The meaning of the virtual keyword is the same there: it says to the compiler “Hey, when you’re trying to call this function on a pointer to some Food object, make sure you look in subclasses for a more specific implementation!” The = 0 just tells the compiler that the Food class definitely doesn’t provide an implementation of this function itself.

Note that you only have to add the virtual keyword to the “most-base” class - that is, the class in the inheritance hierarchy where a function first appears. In the context of the fruit example, we could provide an implementation for getName() in the Honeycrisp class even though the intermediate Apple class didn’t re-declare a virtual std::string getName() function.

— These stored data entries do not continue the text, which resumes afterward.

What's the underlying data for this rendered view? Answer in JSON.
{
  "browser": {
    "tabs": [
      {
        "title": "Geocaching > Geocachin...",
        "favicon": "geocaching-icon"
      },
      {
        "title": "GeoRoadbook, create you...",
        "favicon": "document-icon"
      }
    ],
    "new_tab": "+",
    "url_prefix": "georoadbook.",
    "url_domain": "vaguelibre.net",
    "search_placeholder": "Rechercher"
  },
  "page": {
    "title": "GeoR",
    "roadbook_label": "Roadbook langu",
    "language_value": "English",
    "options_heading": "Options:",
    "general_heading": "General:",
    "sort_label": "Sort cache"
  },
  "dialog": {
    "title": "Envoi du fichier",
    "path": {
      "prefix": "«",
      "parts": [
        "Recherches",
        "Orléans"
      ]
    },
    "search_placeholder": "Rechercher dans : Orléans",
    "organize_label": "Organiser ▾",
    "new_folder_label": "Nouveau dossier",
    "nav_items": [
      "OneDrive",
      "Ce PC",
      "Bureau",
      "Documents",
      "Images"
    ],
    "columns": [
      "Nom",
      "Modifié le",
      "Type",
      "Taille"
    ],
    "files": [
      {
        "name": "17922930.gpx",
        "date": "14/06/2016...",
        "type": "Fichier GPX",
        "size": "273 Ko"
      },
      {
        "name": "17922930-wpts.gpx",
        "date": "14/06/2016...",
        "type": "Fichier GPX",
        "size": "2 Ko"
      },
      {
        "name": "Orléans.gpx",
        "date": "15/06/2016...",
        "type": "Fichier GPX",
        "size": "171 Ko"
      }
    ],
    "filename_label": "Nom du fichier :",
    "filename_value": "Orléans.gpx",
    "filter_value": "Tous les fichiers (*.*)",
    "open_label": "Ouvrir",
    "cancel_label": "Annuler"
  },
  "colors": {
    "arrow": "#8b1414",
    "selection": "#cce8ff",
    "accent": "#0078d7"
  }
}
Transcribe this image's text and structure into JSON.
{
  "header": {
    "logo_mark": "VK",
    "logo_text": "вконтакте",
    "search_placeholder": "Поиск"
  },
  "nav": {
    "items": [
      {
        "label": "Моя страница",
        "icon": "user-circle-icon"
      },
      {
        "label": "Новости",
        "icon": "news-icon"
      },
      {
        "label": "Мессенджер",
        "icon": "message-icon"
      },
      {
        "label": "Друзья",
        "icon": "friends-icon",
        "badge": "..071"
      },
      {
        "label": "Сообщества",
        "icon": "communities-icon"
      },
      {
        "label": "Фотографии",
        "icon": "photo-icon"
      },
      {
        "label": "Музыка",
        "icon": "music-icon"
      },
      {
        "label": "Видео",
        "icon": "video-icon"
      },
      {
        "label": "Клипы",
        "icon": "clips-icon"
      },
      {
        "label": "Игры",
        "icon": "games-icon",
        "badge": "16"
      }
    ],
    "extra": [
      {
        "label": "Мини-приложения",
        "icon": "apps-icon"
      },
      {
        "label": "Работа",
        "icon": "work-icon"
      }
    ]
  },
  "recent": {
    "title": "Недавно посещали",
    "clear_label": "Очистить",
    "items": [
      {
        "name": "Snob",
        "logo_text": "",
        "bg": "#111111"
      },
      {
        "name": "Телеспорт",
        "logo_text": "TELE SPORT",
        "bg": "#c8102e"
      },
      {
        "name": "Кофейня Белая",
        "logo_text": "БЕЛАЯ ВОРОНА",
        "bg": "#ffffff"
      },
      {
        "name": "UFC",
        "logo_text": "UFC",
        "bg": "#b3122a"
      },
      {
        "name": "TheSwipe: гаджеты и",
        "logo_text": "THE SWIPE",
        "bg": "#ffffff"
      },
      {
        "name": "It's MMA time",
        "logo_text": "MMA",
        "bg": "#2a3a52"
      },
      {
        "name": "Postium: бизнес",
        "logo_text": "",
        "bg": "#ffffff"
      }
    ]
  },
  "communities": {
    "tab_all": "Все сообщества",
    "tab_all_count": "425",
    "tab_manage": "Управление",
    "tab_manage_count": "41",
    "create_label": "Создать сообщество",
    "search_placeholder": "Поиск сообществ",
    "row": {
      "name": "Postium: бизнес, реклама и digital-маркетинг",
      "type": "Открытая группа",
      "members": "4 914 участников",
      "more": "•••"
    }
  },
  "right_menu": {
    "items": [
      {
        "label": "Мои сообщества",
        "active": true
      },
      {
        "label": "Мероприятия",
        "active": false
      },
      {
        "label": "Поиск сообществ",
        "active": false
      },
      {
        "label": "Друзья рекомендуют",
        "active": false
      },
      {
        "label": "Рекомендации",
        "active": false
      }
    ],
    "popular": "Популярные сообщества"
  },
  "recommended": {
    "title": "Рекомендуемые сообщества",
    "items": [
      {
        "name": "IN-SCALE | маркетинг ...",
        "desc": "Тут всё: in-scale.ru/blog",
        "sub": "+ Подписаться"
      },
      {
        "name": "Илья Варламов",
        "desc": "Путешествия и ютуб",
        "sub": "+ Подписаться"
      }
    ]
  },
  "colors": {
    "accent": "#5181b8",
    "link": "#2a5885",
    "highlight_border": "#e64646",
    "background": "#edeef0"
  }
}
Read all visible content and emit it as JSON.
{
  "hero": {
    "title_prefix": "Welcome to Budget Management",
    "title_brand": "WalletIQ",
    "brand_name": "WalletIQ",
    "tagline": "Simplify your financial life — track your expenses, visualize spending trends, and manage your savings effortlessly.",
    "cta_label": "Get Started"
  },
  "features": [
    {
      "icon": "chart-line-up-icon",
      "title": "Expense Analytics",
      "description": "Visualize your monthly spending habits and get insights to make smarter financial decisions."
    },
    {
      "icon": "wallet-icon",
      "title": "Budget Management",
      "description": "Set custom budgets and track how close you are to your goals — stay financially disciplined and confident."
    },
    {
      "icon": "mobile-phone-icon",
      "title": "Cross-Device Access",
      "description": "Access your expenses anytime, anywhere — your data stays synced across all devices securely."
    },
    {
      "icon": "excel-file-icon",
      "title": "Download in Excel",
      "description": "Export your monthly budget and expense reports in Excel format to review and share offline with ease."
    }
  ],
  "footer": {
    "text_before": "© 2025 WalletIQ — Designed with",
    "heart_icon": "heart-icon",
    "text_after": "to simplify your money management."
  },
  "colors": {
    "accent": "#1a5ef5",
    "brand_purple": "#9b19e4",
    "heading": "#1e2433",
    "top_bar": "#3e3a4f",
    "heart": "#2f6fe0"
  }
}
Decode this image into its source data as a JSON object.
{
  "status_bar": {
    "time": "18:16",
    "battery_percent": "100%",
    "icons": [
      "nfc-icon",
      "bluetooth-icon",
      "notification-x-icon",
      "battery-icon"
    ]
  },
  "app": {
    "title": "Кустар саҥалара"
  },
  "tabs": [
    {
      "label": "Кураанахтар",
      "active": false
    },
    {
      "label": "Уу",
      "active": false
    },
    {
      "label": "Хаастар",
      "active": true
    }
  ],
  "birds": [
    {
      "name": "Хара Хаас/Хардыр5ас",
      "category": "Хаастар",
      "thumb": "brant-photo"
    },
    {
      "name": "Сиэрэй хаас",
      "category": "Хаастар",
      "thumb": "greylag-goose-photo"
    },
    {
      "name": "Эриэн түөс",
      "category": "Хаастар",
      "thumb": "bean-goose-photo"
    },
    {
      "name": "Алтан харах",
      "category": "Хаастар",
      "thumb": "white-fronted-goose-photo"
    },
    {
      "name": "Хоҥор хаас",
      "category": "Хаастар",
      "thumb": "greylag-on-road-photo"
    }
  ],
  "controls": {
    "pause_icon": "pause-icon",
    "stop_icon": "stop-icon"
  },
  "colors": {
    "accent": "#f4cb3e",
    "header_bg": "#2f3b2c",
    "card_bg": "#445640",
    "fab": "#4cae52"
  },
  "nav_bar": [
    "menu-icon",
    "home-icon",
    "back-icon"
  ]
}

If you’re curious about how the virtual keyword works, read on! This is advanced content, so you won’t be tested on this on an exam. Nonetheless, it’s still interesting (or, at least, I think it is).

Bonus content: how do virtual methods work?

First, a little bit of background on how functions are implemented in C++ (some of this might be a little hand-wavey; don’t crucify me, ECE majors!). This assumes cursory knowledge of how computers work (what instructions are, how they’re executed, and how memory works).

A function is essentially a sequence of instructions that operate on some data. Remember that instructions are just data too; that means they have their own location in memory. That gives us something interesting: we can have a pointer to a function! This is illustrated here:

#include <iostream>

void sayHello() {
  std::cout << "Hello, world!" << std::endl;
}

int main() {
  // Declare a variable "funcPointer" that can hold a poitner
  // to a function that takes zero arguments and returns nothing
  void (*funcPointer)();
  // Assign sayHello to funcPointer
  funcPointer = sayHello;
  // Tell the runtime to interpret "funcPointer" as a void*, which we can then
  // print to see the address of the function
  std::cout << reinterpret_cast<void*>(funcPointer) << std::endl;
  // We can even "call" a function pointer!
  funcPointer();
}

That code will print the following output when run. Note that the address of funcPointer (0x400830) might be different depending on the machine you’re working on.

0x400830
Hello, world!

When a method is declared as virtual, the compiler will add a pointer to that function to a so-called virtual method table for the class. These functions are the same for all instances of that class, so the same table will be used for all instances as well.

Next, when you instantiate an object that has virtual methods, a pointer to this virtual method table is added as a hidden member of that object. This pointer is called a virtual table pointer, vpointer, or just VPTR. Now, when you try to call a function on an object with virtual methods, the compiler will use the VPTR to look up which implementation to actuall call at runtime!

Let’s walk through a concrete example using the A/B code from above. Here it is again for convenience:

#include <iostream>

class A {
  public:
  virtual void sayHello() {
    std::cout << "Hello from the base class!" << std::endl;
  }
};

class B : public A {
  public:
  void sayHello() {
    std::cout << "Hello from the derived class!" << std::endl;
  }
};

void printHelloMessage(A &a) {
  a.sayHello();
}

int main() {
  A a;
  B b;
  printHelloMessage(a);
  printHelloMessage(b);
}

When the compiler creates space for the object b, it’ll include a pointer to the virtual method table for the B class, which includes the implementation of sayHello() that prints “Hello from the derived class!” When we call printHelloMessage(), the virtual table pointer will be used to figure out the correct version of the function to call.

A lot of people ask why methods aren’t virtual by default in C++ like they are in Java or other languages. One reason is that C++ is very focused on efficiency and speed. If a method isn’t ever going to be overridden by a subclass, the compiler can skip generating the code to look up the correct function to call at runtime. This means that the resulting code will run faster! So, unless you specifically opt in to this behavior with the virtual keyboard, C++ defaults to doing the fast, efficient thing.

This is just an overview of how it works; Wikipedia provides a much more comprehensive look at virtual methods. Check it out if this was interesting for you!